Cuando se ignora, por lo general no desaparece, sino que empeora, lo que suele promover enfermedades crónicas, menor calidad de vida e incluso una menor expectativa de vida. Lo que a menudo se pasa por alto es hasta qué punto la nutrición influye en esta lucha. Los minerales que consideramos elementos fundamentales para fortalecer los huesos o controlar la presión arterial también son importantes para la salud del cerebro.

El equilibrio de minerales en su alimentación influye en cómo se comunican sus células nerviosas, qué tan estables son sus emociones y qué tan resistente es al estrés. El potasio se destaca como un nutriente del que la mayoría de las personas no obtienen suficiente cantidad. Está presente de forma natural en frutas, vegetales, productos lácteos y legumbres, favorece una señalización eléctrica fluida en el cerebro, una contracción muscular constante y el equilibrio de líquidos.

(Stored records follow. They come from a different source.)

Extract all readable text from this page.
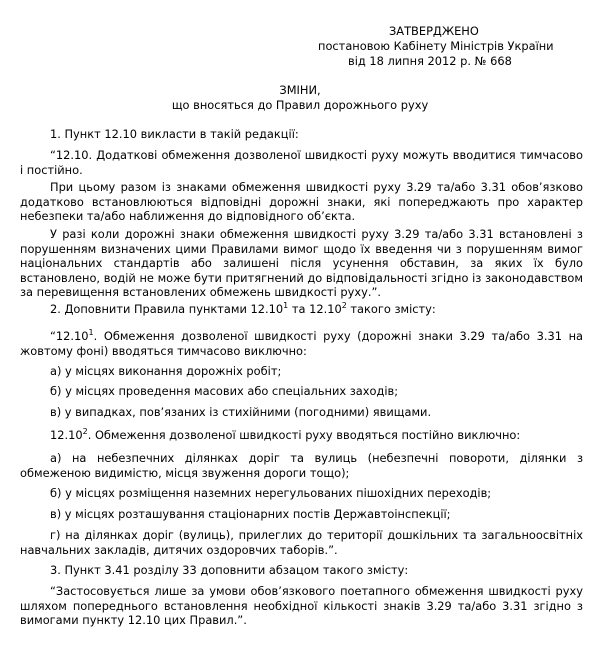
ЗАТВЕРДЖЕНО
постановою Кабінету Міністрів України
від 18 липня 2012 р. № 668
ЗМІНИ,
що вносяться до Правил дорожнього руху
1. Пункт 12.10 викласти в такій редакції:
“12.10. Додаткові обмеження дозволеної швидкості руху можуть вводитися тимчасово і постійно.
При цьому разом із знаками обмеження швидкості руху 3.29 та/або 3.31 обов’язково додатково встановлюються відповідні дорожні знаки, які попереджають про характер небезпеки та/або наближення до відповідного об’єкта.
У разі коли дорожні знаки обмеження швидкості руху 3.29 та/або 3.31 встановлені з порушенням визначених цими Правилами вимог щодо їх введення чи з порушенням вимог національних стандартів або залишені після усунення обставин, за яких їх було встановлено, водій не може бути притягнений до відповідальності згідно із законодавством за перевищення встановлених обмежень швидкості руху.”.
2. Доповнити Правила пунктами 12.10$^1$ та 12.10$^2$ такого змісту:
“12.10$^1$. Обмеження дозволеної швидкості руху (дорожні знаки 3.29 та/або 3.31 на жовтому фоні) вводяться тимчасово виключно:
а) у місцях виконання дорожніх робіт;
б) у місцях проведення масових або спеціальних заходів;
в) у випадках, пов’язаних із стихійними (погодними) явищами.
12.10$^2$. Обмеження дозволеної швидкості руху вводяться постійно виключно:
а) на небезпечних ділянках доріг та вулиць (небезпечні повороти, ділянки з обмеженою видимістю, місця звуження дороги тощо);
б) у місцях розміщення наземних нерегульованих пішохідних переходів;
в) у місцях розташування стаціонарних постів Державтоінспекції;
г) на ділянках доріг (вулиць), прилеглих до території дошкільних та загальноосвітніх навчальних закладів, дитячих оздоровчих таборів.”.
3. Пункт 3.41 розділу 33 доповнити абзацом такого змісту:
“Застосовується лише за умови обов’язкового поетапного обмеження швидкості руху шляхом попереднього встановлення необхідної кількості знаків 3.29 та/або 3.31 згідно з вимогами пункту 12.10 цих Правил.”.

Cuando no se consume lo suficiente, los efectos se reflejan en el modo en que su cerebro regula el estado de ánimo. Esta relación entre la alimentación y el bienestar mental ha ganado atención en todo el mundo, y los investigadores han comenzado a examinar datos a gran escala para demostrar con qué fuerza los minerales, en especial el potasio, influyen en la salud emocional.

El consumo de minerales influye en el estado de ánimo de maneras sorprendentes

En un estudio que se publicó en la revista Nutrients, los científicos analizaron encuestas de salud y nutrición a gran escala de Corea del Sur y Estados Unidos para ver si el consumo de minerales se relacionaba con el riesgo de depresión.1

Se centraron en siete minerales (sodio, potasio, fósforo, magnesio, hierro, zinc y calcio) y utilizaron datos de más de 22 000 adultos de Corea y casi 10 000 adultos de Estados Unidos. Al comparar estos conjuntos masivos de datos, los investigadores buscaron patrones que demostraran si las personas con mayor o menor consumo de minerales tenían más probabilidades de experimentar depresión.

• Los adultos con depresión tuvieron un consumo mineral más bajo en general: los datos demostraron que las personas con depresión consumían menos minerales en comparación con aquellas sin depresión. En Corea, el 4.1 % de los participantes estaban deprimidos, mientras que en Estados Unidos el 6.2 % entraba en esa categoría.

Más allá de las tasas de depresión, los afectados también tenían menores ingresos y educación, y más condiciones crónicas. El hallazgo sorprendente fue que en ambos países el potasio se destacó como un mineral relacionado de manera consistente con un menor riesgo de depresión.

• El consumo de potasio fue el único mineral relacionado con un mejor estado de ánimo en ambos países: en Corea, el sodio, el potasio y el fósforo se relacionaron con una menor incidencia de depresión, mientras que en Estados Unidos, el potasio, el zinc y el hierro tuvieron relaciones protectoras. Esta superposición destaca al potasio como el mineral que conecta la alimentación con la salud mental a escala global. Esto significa que un cambio sencillo como consumir más alimentos ricos en potasio podría afectar de forma directa su resistencia contra un mal estado de ánimo.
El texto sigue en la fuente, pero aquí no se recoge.